Built from scratch in 3 months, this FP32 GEMM accelerator on a tiny 2011 FPGA (Artix-7 XC7A35T) outperforms an optimized matrix multiplication library on a quad-core Intel CPU from 2014.
The XC7A35T FPGA has limited resources (33k LUTs, 180 DSPs, 64 KiB BRAM) and costs less than $100 new. Despite this, the design achieves high-speed PCIe Gen2 ×4 DMA with 1.6 GB/s sustained bandwidth and sub-2 µs kernel launch latency. It supports arbitrary matrix sizes at runtime through automatic tiling.
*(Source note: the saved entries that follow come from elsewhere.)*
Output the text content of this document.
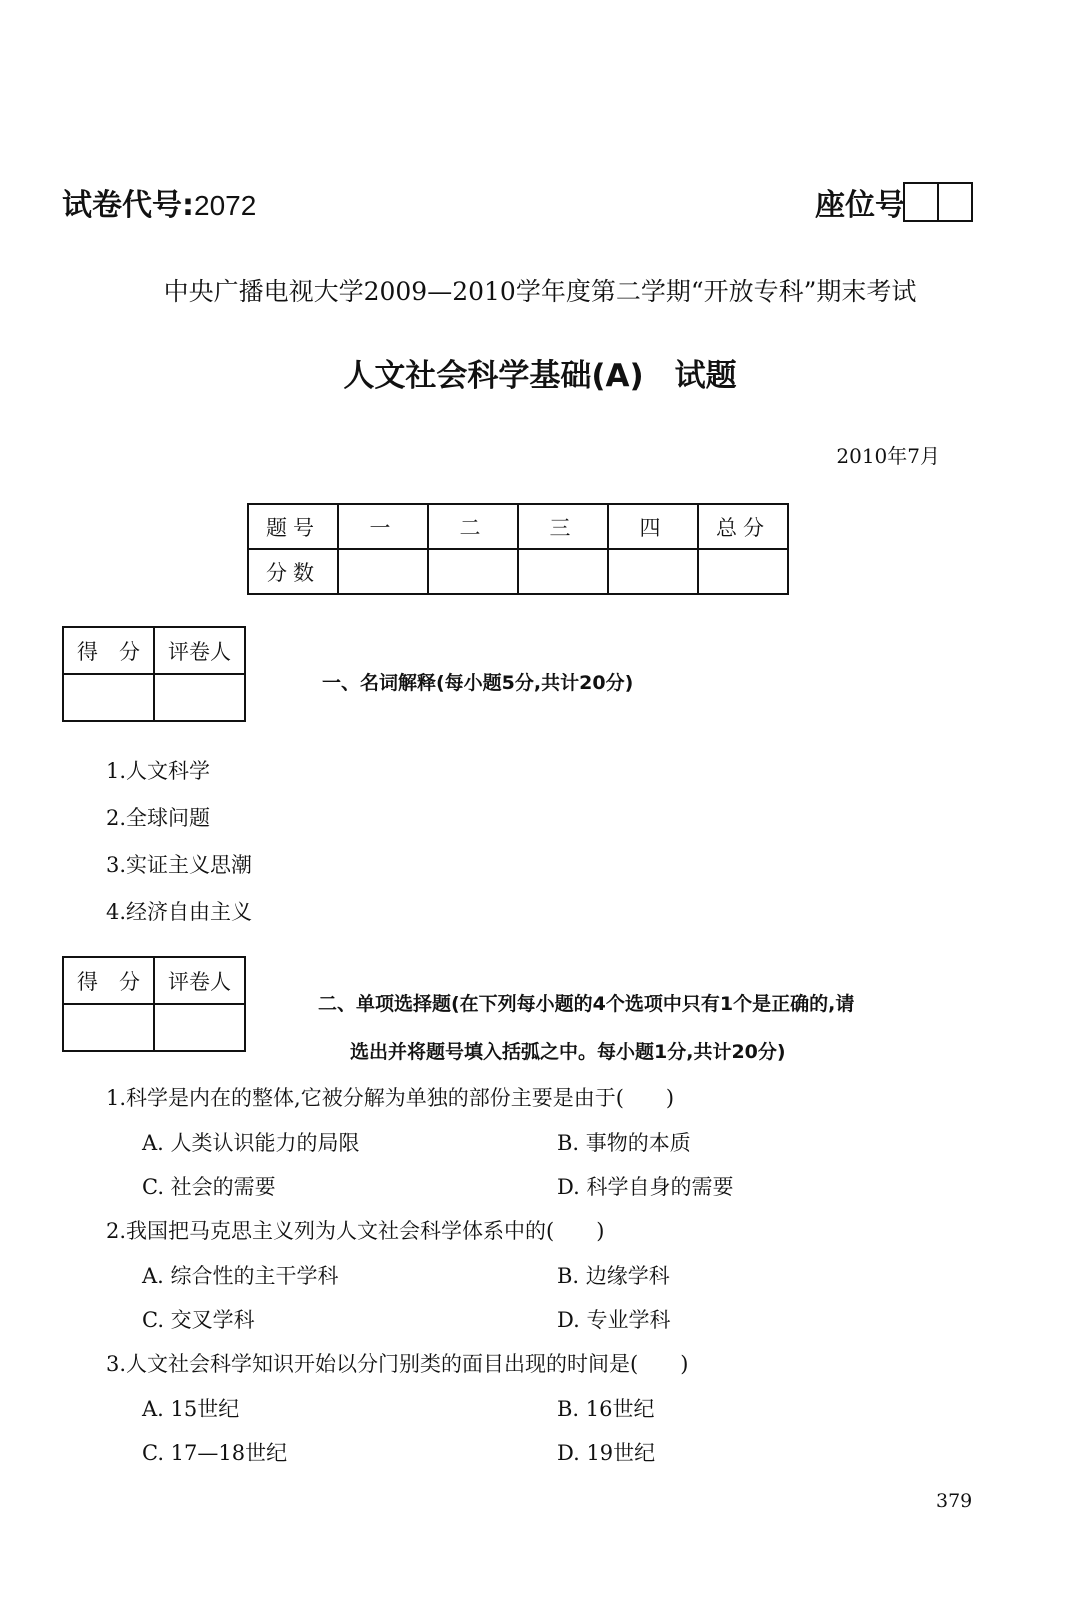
试卷代号:2072	座位号
中央广播电视大学2009—2010学年度第二学期“开放专科”期末考试
人文社会科学基础(A)　试题
2010年7月
题号	一	二	三	四	总分
分数					
得　分	评卷人

一、名词解释(每小题5分,共计20分)
1.人文科学
2.全球问题
3.实证主义思潮
4.经济自由主义
得　分	评卷人

二、单项选择题(在下列每小题的4个选项中只有1个是正确的,请
选出并将题号填入括弧之中。每小题1分,共计20分)
1.科学是内在的整体,它被分解为单独的部份主要是由于(　　)
A. 人类认识能力的局限	B. 事物的本质
C. 社会的需要	D. 科学自身的需要
2.我国把马克思主义列为人文社会科学体系中的(　　)
A. 综合性的主干学科	B. 边缘学科
C. 交叉学科	D. 专业学科
3.人文社会科学知识开始以分门别类的面目出现的时间是(　　)
A. 15世纪	B. 16世纪
C. 17—18世纪	D. 19世纪
379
Tested across 10,000 randomized matrix multiplications, the FPGA completes FP32 GEMM operations in roughly half the runtime of OpenBLAS running on a quad-core Intel i7-4790, while consuming only ~3 W compared to the CPU's ~110 W, delivering nearly 37 times the performance-per-watt.
The design features an 8×8 systolic array, double-buffered on-chip SRAM, a custom Linux character driver, and a straightforward header-only C++ API. Verification includes over 10,000 simulation cycles per commit, with a streamlined single-command Vivado workflow.
This project shows that careful co-design of computation, memory, and interfacing enables even older, low-end FPGAs to beat CPUs on dense linear algebra workloads.